IV. Clouds on the Horizon
The good news about tagging is that it's rather simple and it is very useful to find tagged pictures, videos, and other resources with a couple of keywords. However, once tagged, going back and looking for things in the 'tag space' has a number of hard limitations.
First, different people will apply different tags to the same resource (and not just the 'individual' vs. 'many' tags described above). This is okay if you are only searching for things that you filed yourself but that is often not the case. While it's true that this variability can be compensated when a large enough number of users have applied tags, this isn't always possible. Second, from a user perspective coming up with tags from scratch might be more work than they want to do.

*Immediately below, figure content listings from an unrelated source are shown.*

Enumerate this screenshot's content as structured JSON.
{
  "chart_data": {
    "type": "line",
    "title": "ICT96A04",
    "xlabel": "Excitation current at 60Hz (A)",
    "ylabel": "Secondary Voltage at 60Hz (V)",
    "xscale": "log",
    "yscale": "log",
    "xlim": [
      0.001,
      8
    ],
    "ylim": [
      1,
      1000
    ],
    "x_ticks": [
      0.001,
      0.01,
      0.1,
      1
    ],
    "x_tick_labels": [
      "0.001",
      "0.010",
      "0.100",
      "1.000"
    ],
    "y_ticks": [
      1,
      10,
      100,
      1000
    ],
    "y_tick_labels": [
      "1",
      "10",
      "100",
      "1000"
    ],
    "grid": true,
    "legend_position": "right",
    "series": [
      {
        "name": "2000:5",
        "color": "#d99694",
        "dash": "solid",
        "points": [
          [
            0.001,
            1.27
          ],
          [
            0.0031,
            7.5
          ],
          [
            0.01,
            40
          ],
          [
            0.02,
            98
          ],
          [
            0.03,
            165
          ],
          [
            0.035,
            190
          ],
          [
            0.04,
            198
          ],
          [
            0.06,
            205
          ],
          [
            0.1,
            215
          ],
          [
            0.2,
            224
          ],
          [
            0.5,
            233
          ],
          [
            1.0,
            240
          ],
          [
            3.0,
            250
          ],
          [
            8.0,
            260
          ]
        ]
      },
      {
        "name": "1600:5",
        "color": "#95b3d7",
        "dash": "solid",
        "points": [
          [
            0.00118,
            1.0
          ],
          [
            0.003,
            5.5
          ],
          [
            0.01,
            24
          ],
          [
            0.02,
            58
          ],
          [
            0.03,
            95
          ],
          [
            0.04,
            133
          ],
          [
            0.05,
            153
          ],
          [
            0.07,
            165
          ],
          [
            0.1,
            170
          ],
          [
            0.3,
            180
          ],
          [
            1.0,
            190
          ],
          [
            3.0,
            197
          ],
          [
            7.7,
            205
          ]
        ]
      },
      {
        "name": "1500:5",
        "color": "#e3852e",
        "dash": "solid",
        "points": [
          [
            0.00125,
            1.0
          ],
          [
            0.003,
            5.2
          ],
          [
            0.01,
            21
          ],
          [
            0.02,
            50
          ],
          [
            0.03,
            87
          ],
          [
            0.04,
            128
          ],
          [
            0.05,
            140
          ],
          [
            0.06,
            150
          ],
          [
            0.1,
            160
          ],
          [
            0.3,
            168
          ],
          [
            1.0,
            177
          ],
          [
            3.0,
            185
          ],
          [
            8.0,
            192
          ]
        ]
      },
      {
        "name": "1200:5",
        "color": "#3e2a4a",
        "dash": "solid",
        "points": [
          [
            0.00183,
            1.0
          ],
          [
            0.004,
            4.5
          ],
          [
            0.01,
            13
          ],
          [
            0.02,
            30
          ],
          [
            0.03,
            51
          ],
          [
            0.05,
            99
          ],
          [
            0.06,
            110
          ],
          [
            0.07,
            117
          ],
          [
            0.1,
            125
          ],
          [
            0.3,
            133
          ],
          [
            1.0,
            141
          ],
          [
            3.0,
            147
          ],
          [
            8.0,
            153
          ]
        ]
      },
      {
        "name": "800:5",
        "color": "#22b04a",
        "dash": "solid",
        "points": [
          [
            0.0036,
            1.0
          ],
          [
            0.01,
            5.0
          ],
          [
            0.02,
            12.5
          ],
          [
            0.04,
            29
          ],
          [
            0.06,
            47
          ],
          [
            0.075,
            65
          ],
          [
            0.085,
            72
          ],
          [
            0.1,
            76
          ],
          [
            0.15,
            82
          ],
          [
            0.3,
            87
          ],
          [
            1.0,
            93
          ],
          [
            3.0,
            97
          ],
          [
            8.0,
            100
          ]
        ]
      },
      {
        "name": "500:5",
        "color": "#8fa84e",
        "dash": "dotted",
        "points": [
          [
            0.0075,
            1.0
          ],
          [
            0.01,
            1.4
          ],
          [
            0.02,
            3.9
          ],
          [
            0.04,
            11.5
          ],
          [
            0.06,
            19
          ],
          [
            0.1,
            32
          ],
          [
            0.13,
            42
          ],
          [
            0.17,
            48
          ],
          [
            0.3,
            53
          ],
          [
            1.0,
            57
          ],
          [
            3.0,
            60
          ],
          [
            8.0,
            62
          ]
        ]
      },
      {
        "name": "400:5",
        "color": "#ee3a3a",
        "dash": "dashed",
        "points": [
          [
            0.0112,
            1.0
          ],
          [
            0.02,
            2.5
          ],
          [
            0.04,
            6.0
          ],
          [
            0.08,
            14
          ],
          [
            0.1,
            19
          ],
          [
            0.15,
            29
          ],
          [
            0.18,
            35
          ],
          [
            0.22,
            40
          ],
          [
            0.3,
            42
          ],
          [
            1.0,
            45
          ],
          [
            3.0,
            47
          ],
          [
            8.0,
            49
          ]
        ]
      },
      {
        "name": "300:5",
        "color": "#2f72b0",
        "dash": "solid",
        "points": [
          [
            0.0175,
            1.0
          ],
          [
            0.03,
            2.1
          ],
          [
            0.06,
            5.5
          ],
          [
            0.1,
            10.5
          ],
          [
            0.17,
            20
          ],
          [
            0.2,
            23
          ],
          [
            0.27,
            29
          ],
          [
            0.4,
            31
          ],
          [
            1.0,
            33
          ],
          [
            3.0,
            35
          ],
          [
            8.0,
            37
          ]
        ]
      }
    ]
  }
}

Despite these difficulties some in the tagging community adamantly resist any form of taxonomy being imposed on users and the inherent biases that would result. After all Web 2.0 is about listening to users and letting them guide their experiences as much as possible. (You don't want to say, "You can tag this anyway you want as long as you do it the way I want you to."). That said, even tagging pioneers are rethinking their tagging practices to address this issue. For example, Del.icio.us has recently introduce the concept of "bundles" – acknowledging the organization problems of scaling a tagging model.
What are bundles?
Bundles are a way to group together common tags. For instance, if you have the tags "design", "painting", and "moma", you may want to group these together into a bundle called "art".
Similarly, Flickr has its "clusters" (again grouping related tags). While these can in fact improve the tagging experience, many consider it to be only a partial solution.
One compromise approach is the use of collaborative tagging techniques which suggest tags for resource based on what other users use for a particular object addressing both the vocabulary divergence problem as well as the task of having to come up with tags from scratch. In addition, "virtual users" could be employed and which automatically generate content-based tags and at least address the cold start problem–especially for content without broad appeal. (We all know that it's easier to edit something that start with a blank piece of paper.)
V. Tag Spam?
Unfortunately as with many things on the web, spamming is a problem and threat to the integrity of tagging systems and people are already implementing ways to combat it. One method looks at the users who applying the tag:
In order to combat tag spam, we introduce an authority score (or reputation score) for each user. The authority score measures how well each user has tagged in the past. This can be modeled as a voting problem. Each time, a user votes correctly (consistent with the majority of other users), the user gets a higher authority score; the user gets a lower score with more bad votes.
VI. The Future of Tagging
The ultimate answer, at least according to researchers at UC Berkeley and Yahoo could be "a revised, probabilistic model using seed ontologies to induce faceted ontology," which I believe is a fancy way of saying that users shouldn't have to choose between pure tagging or completely closed taxonomic models.
In fact I learned today that there is already a word for a theoretical compromise between collaboration and vocabulary, collabulary, think of it as a mashup of the two. Wikipedia proposed this example: "If two users define an object as being 'white' and one user defines an object as being 'cream' then a relevance can be defined as "more white than cream".
Note the majority of the papers accessed for this post were accessed from the Tagging Workshop at WWW 2006. For those interested in delving deeper into tags this is an excellent place to start and all of the papers are currently available in PDF.